Data integration remains a challenge

Many firms have felt constrained from using L3 data by the challenge of integrating them within legacy systems. Because L3 content can vary between venues it needs to be harmonised (making it usable across venues and providers) before being used for modelling, prediction and order management purposes. Using L3 data also requires predictive models and algorithms to be rewritten or replaced to accommodate the increased granularity of information. On top of that, changes to legacy systems might be required to work with more granular data. Systems integration work can be non-trivial as many databases, and applications may be involved across multiple departments and teams. Such integrations may not make sense strategically in an organisation committed to rationalising / decommissioning legacy systems.

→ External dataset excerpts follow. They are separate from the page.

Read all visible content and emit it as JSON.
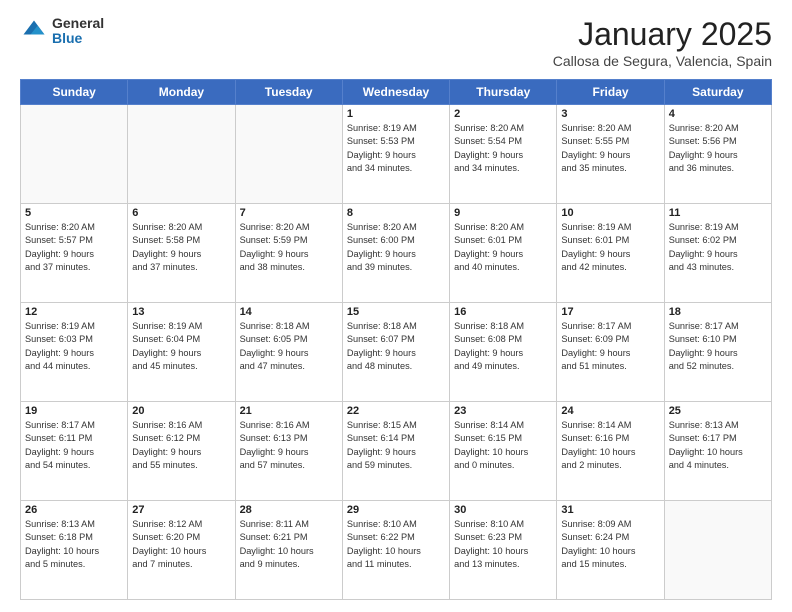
{
  "header": {
    "logo_general": "General",
    "logo_blue": "Blue",
    "month_title": "January 2025",
    "location": "Callosa de Segura, Valencia, Spain"
  },
  "days_of_week": [
    "Sunday",
    "Monday",
    "Tuesday",
    "Wednesday",
    "Thursday",
    "Friday",
    "Saturday"
  ],
  "weeks": [
    [
      {
        "day": "",
        "info": ""
      },
      {
        "day": "",
        "info": ""
      },
      {
        "day": "",
        "info": ""
      },
      {
        "day": "1",
        "info": "Sunrise: 8:19 AM\nSunset: 5:53 PM\nDaylight: 9 hours\nand 34 minutes."
      },
      {
        "day": "2",
        "info": "Sunrise: 8:20 AM\nSunset: 5:54 PM\nDaylight: 9 hours\nand 34 minutes."
      },
      {
        "day": "3",
        "info": "Sunrise: 8:20 AM\nSunset: 5:55 PM\nDaylight: 9 hours\nand 35 minutes."
      },
      {
        "day": "4",
        "info": "Sunrise: 8:20 AM\nSunset: 5:56 PM\nDaylight: 9 hours\nand 36 minutes."
      }
    ],
    [
      {
        "day": "5",
        "info": "Sunrise: 8:20 AM\nSunset: 5:57 PM\nDaylight: 9 hours\nand 37 minutes."
      },
      {
        "day": "6",
        "info": "Sunrise: 8:20 AM\nSunset: 5:58 PM\nDaylight: 9 hours\nand 37 minutes."
      },
      {
        "day": "7",
        "info": "Sunrise: 8:20 AM\nSunset: 5:59 PM\nDaylight: 9 hours\nand 38 minutes."
      },
      {
        "day": "8",
        "info": "Sunrise: 8:20 AM\nSunset: 6:00 PM\nDaylight: 9 hours\nand 39 minutes."
      },
      {
        "day": "9",
        "info": "Sunrise: 8:20 AM\nSunset: 6:01 PM\nDaylight: 9 hours\nand 40 minutes."
      },
      {
        "day": "10",
        "info": "Sunrise: 8:19 AM\nSunset: 6:01 PM\nDaylight: 9 hours\nand 42 minutes."
      },
      {
        "day": "11",
        "info": "Sunrise: 8:19 AM\nSunset: 6:02 PM\nDaylight: 9 hours\nand 43 minutes."
      }
    ],
    [
      {
        "day": "12",
        "info": "Sunrise: 8:19 AM\nSunset: 6:03 PM\nDaylight: 9 hours\nand 44 minutes."
      },
      {
        "day": "13",
        "info": "Sunrise: 8:19 AM\nSunset: 6:04 PM\nDaylight: 9 hours\nand 45 minutes."
      },
      {
        "day": "14",
        "info": "Sunrise: 8:18 AM\nSunset: 6:05 PM\nDaylight: 9 hours\nand 47 minutes."
      },
      {
        "day": "15",
        "info": "Sunrise: 8:18 AM\nSunset: 6:07 PM\nDaylight: 9 hours\nand 48 minutes."
      },
      {
        "day": "16",
        "info": "Sunrise: 8:18 AM\nSunset: 6:08 PM\nDaylight: 9 hours\nand 49 minutes."
      },
      {
        "day": "17",
        "info": "Sunrise: 8:17 AM\nSunset: 6:09 PM\nDaylight: 9 hours\nand 51 minutes."
      },
      {
        "day": "18",
        "info": "Sunrise: 8:17 AM\nSunset: 6:10 PM\nDaylight: 9 hours\nand 52 minutes."
      }
    ],
    [
      {
        "day": "19",
        "info": "Sunrise: 8:17 AM\nSunset: 6:11 PM\nDaylight: 9 hours\nand 54 minutes."
      },
      {
        "day": "20",
        "info": "Sunrise: 8:16 AM\nSunset: 6:12 PM\nDaylight: 9 hours\nand 55 minutes."
      },
      {
        "day": "21",
        "info": "Sunrise: 8:16 AM\nSunset: 6:13 PM\nDaylight: 9 hours\nand 57 minutes."
      },
      {
        "day": "22",
        "info": "Sunrise: 8:15 AM\nSunset: 6:14 PM\nDaylight: 9 hours\nand 59 minutes."
      },
      {
        "day": "23",
        "info": "Sunrise: 8:14 AM\nSunset: 6:15 PM\nDaylight: 10 hours\nand 0 minutes."
      },
      {
        "day": "24",
        "info": "Sunrise: 8:14 AM\nSunset: 6:16 PM\nDaylight: 10 hours\nand 2 minutes."
      },
      {
        "day": "25",
        "info": "Sunrise: 8:13 AM\nSunset: 6:17 PM\nDaylight: 10 hours\nand 4 minutes."
      }
    ],
    [
      {
        "day": "26",
        "info": "Sunrise: 8:13 AM\nSunset: 6:18 PM\nDaylight: 10 hours\nand 5 minutes."
      },
      {
        "day": "27",
        "info": "Sunrise: 8:12 AM\nSunset: 6:20 PM\nDaylight: 10 hours\nand 7 minutes."
      },
      {
        "day": "28",
        "info": "Sunrise: 8:11 AM\nSunset: 6:21 PM\nDaylight: 10 hours\nand 9 minutes."
      },
      {
        "day": "29",
        "info": "Sunrise: 8:10 AM\nSunset: 6:22 PM\nDaylight: 10 hours\nand 11 minutes."
      },
      {
        "day": "30",
        "info": "Sunrise: 8:10 AM\nSunset: 6:23 PM\nDaylight: 10 hours\nand 13 minutes."
      },
      {
        "day": "31",
        "info": "Sunrise: 8:09 AM\nSunset: 6:24 PM\nDaylight: 10 hours\nand 15 minutes."
      },
      {
        "day": "",
        "info": ""
      }
    ]
  ]
}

Finally, the size of the data set increases by order of magnitude as you move to using the most granular data, the number of data points per annum coming from the e-mini S&P500 future is 112 million for trades data, but 24 billion at L3.

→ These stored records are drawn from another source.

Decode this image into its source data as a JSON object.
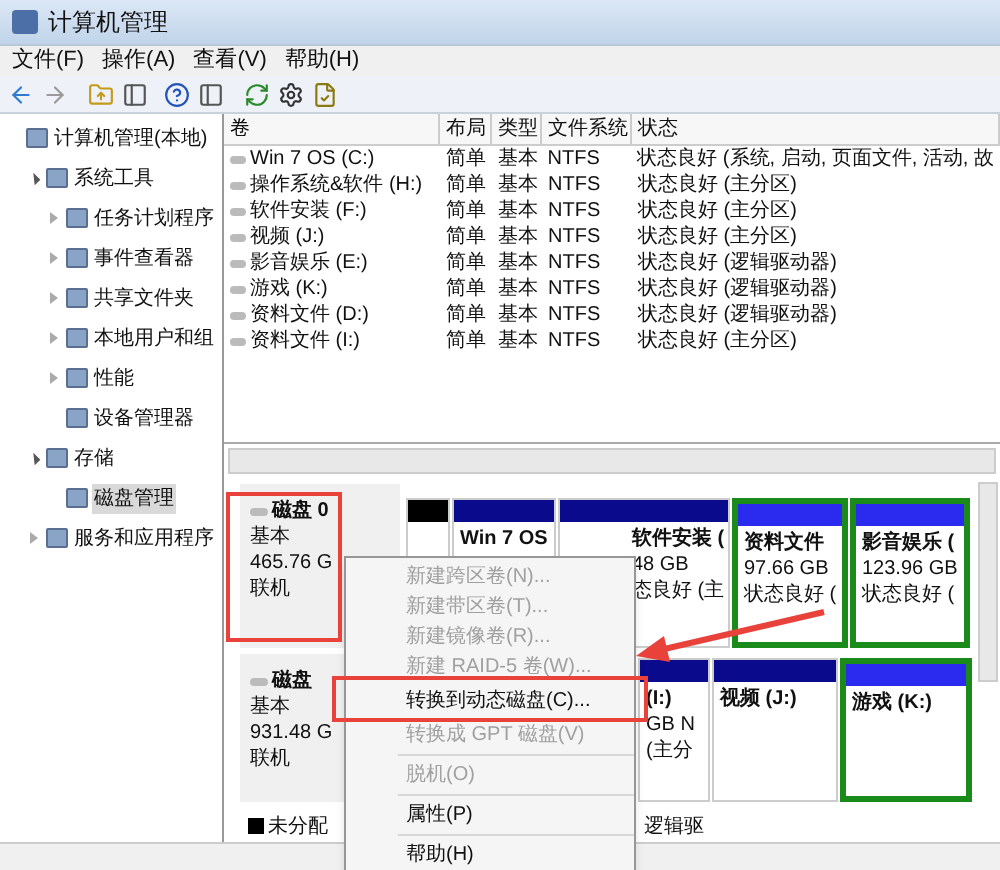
{
  "window": {
    "title": "计算机管理"
  },
  "menu": [
    "文件(F)",
    "操作(A)",
    "查看(V)",
    "帮助(H)"
  ],
  "tree": [
    {
      "label": "计算机管理(本地)",
      "selected": false,
      "children": [
        {
          "label": "系统工具",
          "expanded": true,
          "selected": false,
          "children": [
            {
              "label": "任务计划程序",
              "expanded": false,
              "selected": false
            },
            {
              "label": "事件查看器",
              "expanded": false,
              "selected": false
            },
            {
              "label": "共享文件夹",
              "expanded": false,
              "selected": false
            },
            {
              "label": "本地用户和组",
              "expanded": false,
              "selected": false
            },
            {
              "label": "性能",
              "expanded": false,
              "selected": false
            },
            {
              "label": "设备管理器",
              "selected": false
            }
          ]
        },
        {
          "label": "存储",
          "expanded": true,
          "selected": false,
          "children": [
            {
              "label": "磁盘管理",
              "selected": true
            }
          ]
        },
        {
          "label": "服务和应用程序",
          "expanded": false,
          "selected": false
        }
      ]
    }
  ],
  "volumes": {
    "columns": [
      "卷",
      "布局",
      "类型",
      "文件系统",
      "状态"
    ],
    "rows": [
      [
        "Win 7 OS  (C:)",
        "简单",
        "基本",
        "NTFS",
        "状态良好 (系统, 启动, 页面文件, 活动, 故"
      ],
      [
        "操作系统&软件 (H:)",
        "简单",
        "基本",
        "NTFS",
        "状态良好 (主分区)"
      ],
      [
        "软件安装 (F:)",
        "简单",
        "基本",
        "NTFS",
        "状态良好 (主分区)"
      ],
      [
        "视频 (J:)",
        "简单",
        "基本",
        "NTFS",
        "状态良好 (主分区)"
      ],
      [
        "影音娱乐 (E:)",
        "简单",
        "基本",
        "NTFS",
        "状态良好 (逻辑驱动器)"
      ],
      [
        "游戏 (K:)",
        "简单",
        "基本",
        "NTFS",
        "状态良好 (逻辑驱动器)"
      ],
      [
        "资料文件 (D:)",
        "简单",
        "基本",
        "NTFS",
        "状态良好 (逻辑驱动器)"
      ],
      [
        "资料文件 (I:)",
        "简单",
        "基本",
        "NTFS",
        "状态良好 (主分区)"
      ]
    ]
  },
  "disks": [
    {
      "name": "磁盘 0",
      "type": "基本",
      "size": "465.76 G",
      "status": "联机",
      "partitions": [
        {
          "kind": "unallocated"
        },
        {
          "kind": "primary",
          "name": "Win 7 OS"
        },
        {
          "kind": "primary",
          "name": "软件安装 (",
          "size": "48 GB",
          "status": "态良好 (主"
        },
        {
          "kind": "logical",
          "name": "资料文件",
          "size": "97.66 GB",
          "status": "状态良好 ("
        },
        {
          "kind": "logical",
          "name": "影音娱乐 (",
          "size": "123.96 GB",
          "status": "状态良好 ("
        }
      ]
    },
    {
      "name": "磁盘",
      "type": "基本",
      "size": "931.48 G",
      "status": "联机",
      "partitions": [
        {
          "kind": "primary",
          "name": "(I:)",
          "size": "GB N",
          "status": "(主分"
        },
        {
          "kind": "primary",
          "name": "视频 (J:)"
        },
        {
          "kind": "logical",
          "name": "游戏 (K:)"
        }
      ]
    }
  ],
  "legend": [
    {
      "label": "未分配",
      "color": "#000000"
    },
    {
      "label": "逻辑驱"
    }
  ],
  "context_menu": [
    {
      "kind": "item",
      "label": "新建跨区卷(N)...",
      "disabled": true
    },
    {
      "kind": "item",
      "label": "新建带区卷(T)...",
      "disabled": true
    },
    {
      "kind": "item",
      "label": "新建镜像卷(R)...",
      "disabled": true
    },
    {
      "kind": "item",
      "label": "新建 RAID-5 卷(W)...",
      "disabled": true
    },
    {
      "kind": "item",
      "label": "转换到动态磁盘(C)...",
      "disabled": false
    },
    {
      "kind": "item",
      "label": "转换成 GPT 磁盘(V)",
      "disabled": true
    },
    {
      "kind": "separator"
    },
    {
      "kind": "item",
      "label": "脱机(O)",
      "disabled": true
    },
    {
      "kind": "separator"
    },
    {
      "kind": "item",
      "label": "属性(P)",
      "disabled": false
    },
    {
      "kind": "separator"
    },
    {
      "kind": "item",
      "label": "帮助(H)",
      "disabled": false
    }
  ]
}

Cloud and Big Data Technologies are the future

One solution to these problems is to take pricing data from Data-as-a-Service (DaaS) providers who are using Cloud and Big Data technologies. Data that have been harmonised and aggregated from multiple venues by specialist market data and analytics firms. These firms are storing and managing all levels of public pricing data as well as doing the curating and harmonising. Typically, they also provide Big Data tools, open-source machine learning analytics and trading algorithms, and their own dashboards to unlock the predictive power of the data. They also offer a range of data access solutions and levels of integration from zero integration at one end of the spectrum (ie Cloud access to the platform for you to use the data and tools to do your own micro-structure research and build your own solutions); to full integration at the other end of the spectrum (eg integration with third-party dashboards and trading screens). Between those two extremes there will be options such as derived data being supplied via an FTP server and API; vendors own dashboards with ability to combine L3 data with your data to produce, visualise and model L4 data. Cloud services also give you subscription-based usage, the ability to scale on demand as standard. This is hugely transformative. Ultimately, the enhanced information and toolsets allows alphas to be generated, market behaviours to be predicted and orders to be scheduled (optimised for venue and timing). Improvements in returns for clients and shareholders will follow.

The race for data-driven-dominance is on

We are at the start of a scientific revolution in trading, asset management and risk management. The race for speed-based supremacy has all but been run, the race for data-driven-dominance will surely follow. Firms will increasingly need to extract the maximum amount of value from data to survive and thrive, so using anything less than maximum granularity of public pricing data available will not make sense.

At BMLL, we are delighted to be part of this evolving industry landscape.